Once you look at the web As such a basic foundation. These seedlings were funded in the old-fashioned way by venture capitalists, but some of them were funded by tech companies and companies like his Nvidia, which was producing hardware that could allegedly build the future of AI. received significant investment from both.
The third stage of the cycle, euphoria, is the stage we are in now. The winds of caution are shifting, and ostensibly rational companies are betting huge sums of money on AI. OpenAI boss Sam Altman began by saying,
Raise $7 trillion from Middle East oil states For the big push to create AGI (artificial general intelligence). He also partnered with Microsoft to
stargate supercomputer. All of this seems to be based on articles of faith. So to create a superintelligent machine, all you need is (a) infinitely more data and (b) infinitely more computing power. And the strange thing is that at the moment the world seems to be taking these fantasies at face value.
This begins the fourth stage of the cycle: profit taking. At this point, an astute operator notices that the process is becoming unstable and initiates an escape before the bubble bursts. No one is actually making money from AI yet, except the companies that build the hardware, so maybe the people who own stock in Nvidia, Apple, Amazon, Meta, Microsoft, Alphabet (née Google). Other than that, there are very few benefits to be gained. It turns out that this generative AI is great at spending money, but not great at generating investment returns.

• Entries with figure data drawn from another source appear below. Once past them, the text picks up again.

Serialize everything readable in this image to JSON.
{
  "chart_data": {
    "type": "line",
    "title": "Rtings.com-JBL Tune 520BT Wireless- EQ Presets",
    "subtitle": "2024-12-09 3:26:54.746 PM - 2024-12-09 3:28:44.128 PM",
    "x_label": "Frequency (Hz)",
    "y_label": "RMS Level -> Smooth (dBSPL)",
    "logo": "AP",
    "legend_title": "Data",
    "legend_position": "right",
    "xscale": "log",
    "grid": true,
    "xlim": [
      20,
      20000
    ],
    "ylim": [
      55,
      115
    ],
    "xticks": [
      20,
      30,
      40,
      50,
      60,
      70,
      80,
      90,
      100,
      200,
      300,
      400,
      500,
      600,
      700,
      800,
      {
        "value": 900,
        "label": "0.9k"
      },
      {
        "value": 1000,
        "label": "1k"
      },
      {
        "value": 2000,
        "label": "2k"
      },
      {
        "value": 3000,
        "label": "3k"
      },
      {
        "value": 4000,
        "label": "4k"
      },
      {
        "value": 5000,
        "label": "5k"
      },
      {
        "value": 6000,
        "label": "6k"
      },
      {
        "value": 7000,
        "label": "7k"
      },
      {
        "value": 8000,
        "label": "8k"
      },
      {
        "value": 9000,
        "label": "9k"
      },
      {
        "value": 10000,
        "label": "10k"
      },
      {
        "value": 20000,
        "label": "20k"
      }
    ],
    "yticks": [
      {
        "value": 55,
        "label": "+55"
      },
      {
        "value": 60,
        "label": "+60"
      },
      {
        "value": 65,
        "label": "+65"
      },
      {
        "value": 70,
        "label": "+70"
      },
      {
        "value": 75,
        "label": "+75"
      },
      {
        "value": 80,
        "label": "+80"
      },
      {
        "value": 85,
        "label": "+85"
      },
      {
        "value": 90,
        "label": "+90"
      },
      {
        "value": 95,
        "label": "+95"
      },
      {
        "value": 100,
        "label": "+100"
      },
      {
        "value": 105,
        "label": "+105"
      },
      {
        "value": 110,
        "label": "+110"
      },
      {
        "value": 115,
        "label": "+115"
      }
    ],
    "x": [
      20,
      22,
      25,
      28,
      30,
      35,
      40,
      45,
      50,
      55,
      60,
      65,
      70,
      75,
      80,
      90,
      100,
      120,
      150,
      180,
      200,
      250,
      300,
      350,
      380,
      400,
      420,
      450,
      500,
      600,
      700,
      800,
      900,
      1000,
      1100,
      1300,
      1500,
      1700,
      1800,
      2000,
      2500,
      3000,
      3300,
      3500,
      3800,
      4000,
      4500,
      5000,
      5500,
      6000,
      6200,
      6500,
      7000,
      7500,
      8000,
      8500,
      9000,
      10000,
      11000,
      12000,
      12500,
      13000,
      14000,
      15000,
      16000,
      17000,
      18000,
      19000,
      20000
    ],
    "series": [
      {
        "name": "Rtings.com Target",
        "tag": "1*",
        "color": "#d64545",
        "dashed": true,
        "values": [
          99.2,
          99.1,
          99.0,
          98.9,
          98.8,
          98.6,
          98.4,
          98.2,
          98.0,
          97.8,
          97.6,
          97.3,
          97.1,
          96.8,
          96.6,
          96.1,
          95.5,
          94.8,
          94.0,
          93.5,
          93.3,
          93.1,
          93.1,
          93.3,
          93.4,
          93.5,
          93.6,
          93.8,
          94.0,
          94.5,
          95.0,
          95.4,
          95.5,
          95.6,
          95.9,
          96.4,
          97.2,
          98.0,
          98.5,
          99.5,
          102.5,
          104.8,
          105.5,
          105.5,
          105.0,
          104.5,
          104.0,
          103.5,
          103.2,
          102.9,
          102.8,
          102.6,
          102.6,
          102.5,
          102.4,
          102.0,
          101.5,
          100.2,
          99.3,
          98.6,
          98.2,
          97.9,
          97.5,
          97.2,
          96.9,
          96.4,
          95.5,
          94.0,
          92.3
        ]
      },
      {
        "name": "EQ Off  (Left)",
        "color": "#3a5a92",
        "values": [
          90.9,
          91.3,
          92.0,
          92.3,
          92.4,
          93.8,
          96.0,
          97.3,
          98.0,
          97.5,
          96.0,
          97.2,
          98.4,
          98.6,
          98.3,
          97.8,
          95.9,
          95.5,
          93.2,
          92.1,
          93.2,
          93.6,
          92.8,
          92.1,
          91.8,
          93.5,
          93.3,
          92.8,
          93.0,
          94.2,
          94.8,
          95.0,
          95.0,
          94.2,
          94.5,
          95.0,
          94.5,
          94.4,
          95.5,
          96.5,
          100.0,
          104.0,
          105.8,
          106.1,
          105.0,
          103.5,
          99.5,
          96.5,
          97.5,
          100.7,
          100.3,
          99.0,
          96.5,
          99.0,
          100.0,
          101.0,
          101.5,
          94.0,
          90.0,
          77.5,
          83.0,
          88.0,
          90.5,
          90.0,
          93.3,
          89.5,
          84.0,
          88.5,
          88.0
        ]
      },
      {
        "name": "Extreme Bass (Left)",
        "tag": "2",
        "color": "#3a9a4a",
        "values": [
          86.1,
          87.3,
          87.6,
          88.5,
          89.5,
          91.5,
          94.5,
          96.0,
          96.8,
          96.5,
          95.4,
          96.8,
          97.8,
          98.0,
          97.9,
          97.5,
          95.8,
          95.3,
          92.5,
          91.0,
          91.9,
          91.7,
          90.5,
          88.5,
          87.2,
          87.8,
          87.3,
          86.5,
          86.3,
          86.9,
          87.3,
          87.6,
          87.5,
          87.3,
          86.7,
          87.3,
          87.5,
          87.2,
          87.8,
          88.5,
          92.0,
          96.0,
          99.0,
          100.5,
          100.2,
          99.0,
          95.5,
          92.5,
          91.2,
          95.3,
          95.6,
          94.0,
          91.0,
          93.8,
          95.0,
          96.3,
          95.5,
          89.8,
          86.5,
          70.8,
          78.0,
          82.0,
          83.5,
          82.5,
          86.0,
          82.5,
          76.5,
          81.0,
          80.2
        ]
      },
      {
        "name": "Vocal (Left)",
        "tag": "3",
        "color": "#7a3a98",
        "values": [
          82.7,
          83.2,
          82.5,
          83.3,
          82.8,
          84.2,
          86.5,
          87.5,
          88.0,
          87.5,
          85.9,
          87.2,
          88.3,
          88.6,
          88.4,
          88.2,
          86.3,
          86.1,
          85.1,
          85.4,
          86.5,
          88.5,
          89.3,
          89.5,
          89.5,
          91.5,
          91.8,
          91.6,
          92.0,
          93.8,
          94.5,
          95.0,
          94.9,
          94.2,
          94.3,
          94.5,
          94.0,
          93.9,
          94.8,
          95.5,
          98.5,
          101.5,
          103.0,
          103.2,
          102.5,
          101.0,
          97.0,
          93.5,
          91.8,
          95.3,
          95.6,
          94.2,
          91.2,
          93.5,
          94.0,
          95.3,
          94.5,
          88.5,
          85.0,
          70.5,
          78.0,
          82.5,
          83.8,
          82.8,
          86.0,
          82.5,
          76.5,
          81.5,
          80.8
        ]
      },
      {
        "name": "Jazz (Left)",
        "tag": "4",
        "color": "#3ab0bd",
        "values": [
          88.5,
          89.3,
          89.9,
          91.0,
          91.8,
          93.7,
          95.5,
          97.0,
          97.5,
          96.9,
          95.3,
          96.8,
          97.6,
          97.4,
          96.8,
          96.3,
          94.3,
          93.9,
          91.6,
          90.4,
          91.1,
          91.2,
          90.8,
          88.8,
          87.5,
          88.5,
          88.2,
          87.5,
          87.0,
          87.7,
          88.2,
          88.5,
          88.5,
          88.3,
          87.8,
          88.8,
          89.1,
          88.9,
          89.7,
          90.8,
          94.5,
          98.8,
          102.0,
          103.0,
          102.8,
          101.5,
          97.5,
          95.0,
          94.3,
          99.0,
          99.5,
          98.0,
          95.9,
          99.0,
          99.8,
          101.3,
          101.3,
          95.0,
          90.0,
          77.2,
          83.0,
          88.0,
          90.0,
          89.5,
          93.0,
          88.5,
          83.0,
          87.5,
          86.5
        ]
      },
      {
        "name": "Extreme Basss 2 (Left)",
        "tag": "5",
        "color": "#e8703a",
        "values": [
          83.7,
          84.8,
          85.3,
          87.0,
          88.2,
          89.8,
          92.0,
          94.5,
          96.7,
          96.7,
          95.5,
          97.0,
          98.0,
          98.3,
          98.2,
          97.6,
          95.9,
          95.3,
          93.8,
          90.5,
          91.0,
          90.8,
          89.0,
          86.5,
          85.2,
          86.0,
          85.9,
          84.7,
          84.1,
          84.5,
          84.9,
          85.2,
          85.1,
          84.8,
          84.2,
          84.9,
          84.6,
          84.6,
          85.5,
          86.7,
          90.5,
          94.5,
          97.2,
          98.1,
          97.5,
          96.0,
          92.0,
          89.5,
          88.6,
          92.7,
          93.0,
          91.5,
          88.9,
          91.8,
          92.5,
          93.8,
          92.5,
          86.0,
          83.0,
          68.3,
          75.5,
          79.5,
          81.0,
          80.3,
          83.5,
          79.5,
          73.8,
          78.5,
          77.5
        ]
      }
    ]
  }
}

Stage 5 – Panic – awaits. At some stage the bubble gets punctured and a rapid downward curve begins as people scramble to get out while they can. In the case of AI, it is unclear what triggers this process. Governments may eventually grow tired of out-of-control giant corporations draining investors’ money. Or will shareholders come to the same conclusion? Or finally realizing that AI technology is causing an environmental disaster. Data centers cannot be spread all over the earth.
But it will burst someday. Nothing grows exponentially forever. So, back to the first question. Are we in an AI bubble? Is the Pope a Catholic?